48However, as per the evidence before me, I find that the appellant lacks adequate insight into his medical condition of seizures. The appellant has yet to accept that he has a medical condition that requires monitoring and that, on a balance of probabilities, he suffers from idiopathic seizures (unknown cause) and his previous stress, anxiety or sleep-deprivation likely played only a slight contributing role in his generalized seizures.
49I acknowledge the burden that the lack of a commercial driver’s licence is having on the appellant. However, driving a commercial vehicle is a privilege, not a right. While I understand the practical challenges that can result from a licence downgrade, I must apply the provisions of the HTA and Regulation, keeping in mind the objective of ensuring public road safety.
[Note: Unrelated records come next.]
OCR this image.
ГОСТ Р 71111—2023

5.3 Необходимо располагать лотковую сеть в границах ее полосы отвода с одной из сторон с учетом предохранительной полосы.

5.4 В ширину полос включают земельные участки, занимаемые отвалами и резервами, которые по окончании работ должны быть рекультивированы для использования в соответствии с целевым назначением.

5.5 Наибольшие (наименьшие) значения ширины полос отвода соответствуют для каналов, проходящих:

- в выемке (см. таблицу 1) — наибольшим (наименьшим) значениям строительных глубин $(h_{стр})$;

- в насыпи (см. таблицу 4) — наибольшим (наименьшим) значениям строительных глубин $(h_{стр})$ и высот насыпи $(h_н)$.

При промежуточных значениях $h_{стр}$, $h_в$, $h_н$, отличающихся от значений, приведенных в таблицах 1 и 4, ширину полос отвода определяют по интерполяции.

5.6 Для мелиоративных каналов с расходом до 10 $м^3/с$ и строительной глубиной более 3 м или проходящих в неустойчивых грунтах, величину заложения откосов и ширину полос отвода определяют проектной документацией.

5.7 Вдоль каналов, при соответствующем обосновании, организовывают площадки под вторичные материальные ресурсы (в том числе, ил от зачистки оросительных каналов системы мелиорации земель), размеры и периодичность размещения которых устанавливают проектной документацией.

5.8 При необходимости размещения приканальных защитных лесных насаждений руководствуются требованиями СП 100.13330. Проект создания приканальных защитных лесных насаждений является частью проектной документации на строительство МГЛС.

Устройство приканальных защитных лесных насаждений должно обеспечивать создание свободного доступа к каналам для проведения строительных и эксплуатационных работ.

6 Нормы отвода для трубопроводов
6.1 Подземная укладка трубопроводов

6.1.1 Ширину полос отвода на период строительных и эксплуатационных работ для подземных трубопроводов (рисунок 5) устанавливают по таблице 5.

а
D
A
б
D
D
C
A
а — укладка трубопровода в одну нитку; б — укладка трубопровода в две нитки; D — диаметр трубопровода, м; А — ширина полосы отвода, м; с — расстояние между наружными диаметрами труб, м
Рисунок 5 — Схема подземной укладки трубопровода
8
50In summary, I find on a balance of probabilities that the appellant’s medical condition of seizures is likely to significantly interfere with his ability to drive a commercial Class D vehicle safely. In arriving at this conclusion, I have relied on the following:
A normal EEG and brain MRI do not rule out the medical condition of seizures.
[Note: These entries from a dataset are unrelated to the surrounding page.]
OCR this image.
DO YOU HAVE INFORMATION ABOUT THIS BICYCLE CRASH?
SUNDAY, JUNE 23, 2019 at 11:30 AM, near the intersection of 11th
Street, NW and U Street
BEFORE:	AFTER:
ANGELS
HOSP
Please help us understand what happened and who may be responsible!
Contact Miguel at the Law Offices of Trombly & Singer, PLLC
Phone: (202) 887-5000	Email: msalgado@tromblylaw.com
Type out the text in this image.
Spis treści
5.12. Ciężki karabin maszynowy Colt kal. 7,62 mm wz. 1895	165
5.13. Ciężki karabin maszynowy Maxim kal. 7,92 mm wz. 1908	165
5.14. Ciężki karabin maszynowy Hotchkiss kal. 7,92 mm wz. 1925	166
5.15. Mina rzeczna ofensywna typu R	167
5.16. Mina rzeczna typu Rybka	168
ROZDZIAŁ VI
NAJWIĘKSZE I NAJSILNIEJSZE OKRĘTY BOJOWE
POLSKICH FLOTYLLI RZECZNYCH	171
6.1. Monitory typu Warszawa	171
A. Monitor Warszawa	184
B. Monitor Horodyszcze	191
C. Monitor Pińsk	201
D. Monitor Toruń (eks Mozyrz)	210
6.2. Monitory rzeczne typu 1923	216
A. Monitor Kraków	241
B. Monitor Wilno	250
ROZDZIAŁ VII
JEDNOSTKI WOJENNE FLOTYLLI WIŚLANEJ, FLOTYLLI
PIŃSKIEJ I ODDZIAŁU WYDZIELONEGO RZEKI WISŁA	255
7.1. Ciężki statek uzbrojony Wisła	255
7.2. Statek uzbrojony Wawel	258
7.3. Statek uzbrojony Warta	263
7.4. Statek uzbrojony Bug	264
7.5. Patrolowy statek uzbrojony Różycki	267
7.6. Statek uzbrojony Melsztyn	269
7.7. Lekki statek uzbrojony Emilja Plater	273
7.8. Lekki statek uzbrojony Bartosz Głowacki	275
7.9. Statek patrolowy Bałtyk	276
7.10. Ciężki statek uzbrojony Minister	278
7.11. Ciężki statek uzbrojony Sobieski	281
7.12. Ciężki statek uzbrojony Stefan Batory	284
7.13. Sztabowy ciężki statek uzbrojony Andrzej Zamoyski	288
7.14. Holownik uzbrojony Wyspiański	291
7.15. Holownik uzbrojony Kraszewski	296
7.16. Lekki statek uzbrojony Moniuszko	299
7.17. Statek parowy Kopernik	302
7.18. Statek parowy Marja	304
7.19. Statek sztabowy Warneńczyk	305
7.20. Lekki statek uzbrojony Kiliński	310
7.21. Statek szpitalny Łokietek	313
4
The appellant has, on a balance of probabilities, suffered a number of seizures in the past, with three of them being generalized seizures with loss of consciousness. According to his treating neurologist, the appellant suffers from idiopathic, or cause unknown, seizures. On a balance of probabilities, the appellant’s stress, anxiety or sleep-deprivation at the time of his generalized seizures played only a slight contributing role.
The appellant has yet to fully acknowledge or accept that he has the medical condition of seizures and that this medical condition needs ongoing monitoring. I find that this implies that the appellant has a reduced level of insight into his medical condition of seizures and the impact that this medical condition may have on his ability to drive. An individual’s level of insight is an important consideration when assessing the risk of an episodic impairment of functional ability to drive.
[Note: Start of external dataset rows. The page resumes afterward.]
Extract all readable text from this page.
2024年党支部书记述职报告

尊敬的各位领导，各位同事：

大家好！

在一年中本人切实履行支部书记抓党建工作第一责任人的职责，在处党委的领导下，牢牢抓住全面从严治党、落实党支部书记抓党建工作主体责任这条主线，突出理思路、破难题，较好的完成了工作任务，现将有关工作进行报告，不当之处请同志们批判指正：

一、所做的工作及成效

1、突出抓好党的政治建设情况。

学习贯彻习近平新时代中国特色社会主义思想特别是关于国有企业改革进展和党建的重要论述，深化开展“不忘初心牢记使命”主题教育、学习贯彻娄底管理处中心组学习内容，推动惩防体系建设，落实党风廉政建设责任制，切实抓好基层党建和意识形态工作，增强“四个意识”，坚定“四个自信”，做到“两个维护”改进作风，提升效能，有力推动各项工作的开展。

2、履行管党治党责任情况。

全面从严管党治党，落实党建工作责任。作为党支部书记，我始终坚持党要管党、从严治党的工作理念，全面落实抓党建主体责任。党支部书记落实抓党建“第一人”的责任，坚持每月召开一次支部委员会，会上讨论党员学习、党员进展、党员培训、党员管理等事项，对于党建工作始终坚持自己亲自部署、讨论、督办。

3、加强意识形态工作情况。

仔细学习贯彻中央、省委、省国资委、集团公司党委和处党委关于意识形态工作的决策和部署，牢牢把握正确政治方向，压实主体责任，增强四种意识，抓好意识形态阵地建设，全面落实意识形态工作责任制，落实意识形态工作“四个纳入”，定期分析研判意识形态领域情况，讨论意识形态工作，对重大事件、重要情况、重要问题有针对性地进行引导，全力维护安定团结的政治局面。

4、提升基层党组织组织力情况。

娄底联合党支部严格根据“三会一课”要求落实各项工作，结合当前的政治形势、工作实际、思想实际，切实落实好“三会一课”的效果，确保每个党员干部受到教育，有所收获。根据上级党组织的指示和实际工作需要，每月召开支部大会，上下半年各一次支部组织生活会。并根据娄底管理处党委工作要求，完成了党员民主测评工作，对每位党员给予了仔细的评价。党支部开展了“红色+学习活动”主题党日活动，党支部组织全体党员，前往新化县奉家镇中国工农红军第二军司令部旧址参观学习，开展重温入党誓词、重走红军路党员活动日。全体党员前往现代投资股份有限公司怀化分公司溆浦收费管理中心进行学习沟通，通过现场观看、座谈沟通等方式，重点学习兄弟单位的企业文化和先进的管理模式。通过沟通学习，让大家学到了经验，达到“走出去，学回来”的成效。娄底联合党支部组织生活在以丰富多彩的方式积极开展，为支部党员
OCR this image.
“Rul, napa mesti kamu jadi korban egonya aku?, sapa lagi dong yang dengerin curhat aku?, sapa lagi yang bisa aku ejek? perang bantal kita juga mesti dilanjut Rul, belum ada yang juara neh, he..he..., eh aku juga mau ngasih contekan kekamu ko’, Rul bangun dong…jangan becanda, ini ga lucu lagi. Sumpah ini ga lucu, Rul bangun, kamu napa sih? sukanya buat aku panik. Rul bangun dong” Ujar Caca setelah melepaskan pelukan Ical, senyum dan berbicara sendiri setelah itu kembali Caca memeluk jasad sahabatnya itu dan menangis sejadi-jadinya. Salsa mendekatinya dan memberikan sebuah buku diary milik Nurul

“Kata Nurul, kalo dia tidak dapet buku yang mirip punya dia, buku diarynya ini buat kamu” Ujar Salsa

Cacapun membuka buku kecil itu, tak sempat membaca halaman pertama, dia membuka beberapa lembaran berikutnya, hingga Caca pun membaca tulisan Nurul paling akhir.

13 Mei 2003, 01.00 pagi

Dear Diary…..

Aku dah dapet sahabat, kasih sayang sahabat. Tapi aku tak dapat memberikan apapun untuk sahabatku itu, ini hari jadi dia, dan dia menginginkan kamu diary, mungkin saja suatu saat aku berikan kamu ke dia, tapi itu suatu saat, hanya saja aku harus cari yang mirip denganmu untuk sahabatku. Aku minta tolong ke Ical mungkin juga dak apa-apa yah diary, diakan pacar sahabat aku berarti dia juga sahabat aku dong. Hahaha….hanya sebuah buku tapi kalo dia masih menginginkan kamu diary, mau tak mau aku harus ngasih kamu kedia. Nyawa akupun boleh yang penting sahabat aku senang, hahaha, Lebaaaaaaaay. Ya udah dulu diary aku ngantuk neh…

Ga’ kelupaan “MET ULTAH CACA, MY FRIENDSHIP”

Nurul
A driver cannot compensate for an episodic impairment in the functions necessary for driving resulting from a generalized seizure with loss of consciousness.
One of the appellant’s generalized seizures on June 9, 2019 occurred while driving his personal vehicle. The police officer on the scene described that the appellant was found unconscious by witnesses, with his vehicle’s engine running and still in gear, and the back wheels spinning and digging into the grass. The officer opined that if it were not for the thick diameter of a tree which stopped the vehicle, the vehicle would have continued on and caused more damage.
I accept as self-evident that commercial drivers often drive under more adverse conditions and drive longer distances than drivers of non-commercial vehicles. Furthermore, should a crash occur, the consequences are much more likely to be serious given the gross weight of the vehicle involved.
I find based on the above, that had the MVA in 2019 occurred while the appellant was driving his commercial vehicle, there is a significantly greater probability that the accident would have resulted in catastrophic consequences.
The appellant has been taking the anti-seizure medication Lacosamide for the past 17 months and has not experienced a generalized seizure since that time. Lacosamide is dosed based on its clinical response, which in medical terms means the absence of seizures. Although Dr. I. in the ES form faxed August 27, 2020 checked off that the appellant’s seizures are prevented by the current medication regimen, sometime between June and November 2020, Dr. I. increased the dose of the appellant’s anti-seizure medication. The appellant has only been on his current dose of Lacosamide for at most eight months.
There is no written evidence from Dr. I. substantiating the appellant’s claim that Dr. I., his treating neurologist since June 2019, sees no reason why he is not able to continue operating a commercial vehicle.
E. ORDER:
51For the reasons set out above, pursuant to subsection 50(2) of the HTA, the Minister’s decision to change the class of the appellant’s driver’s licence is confirmed.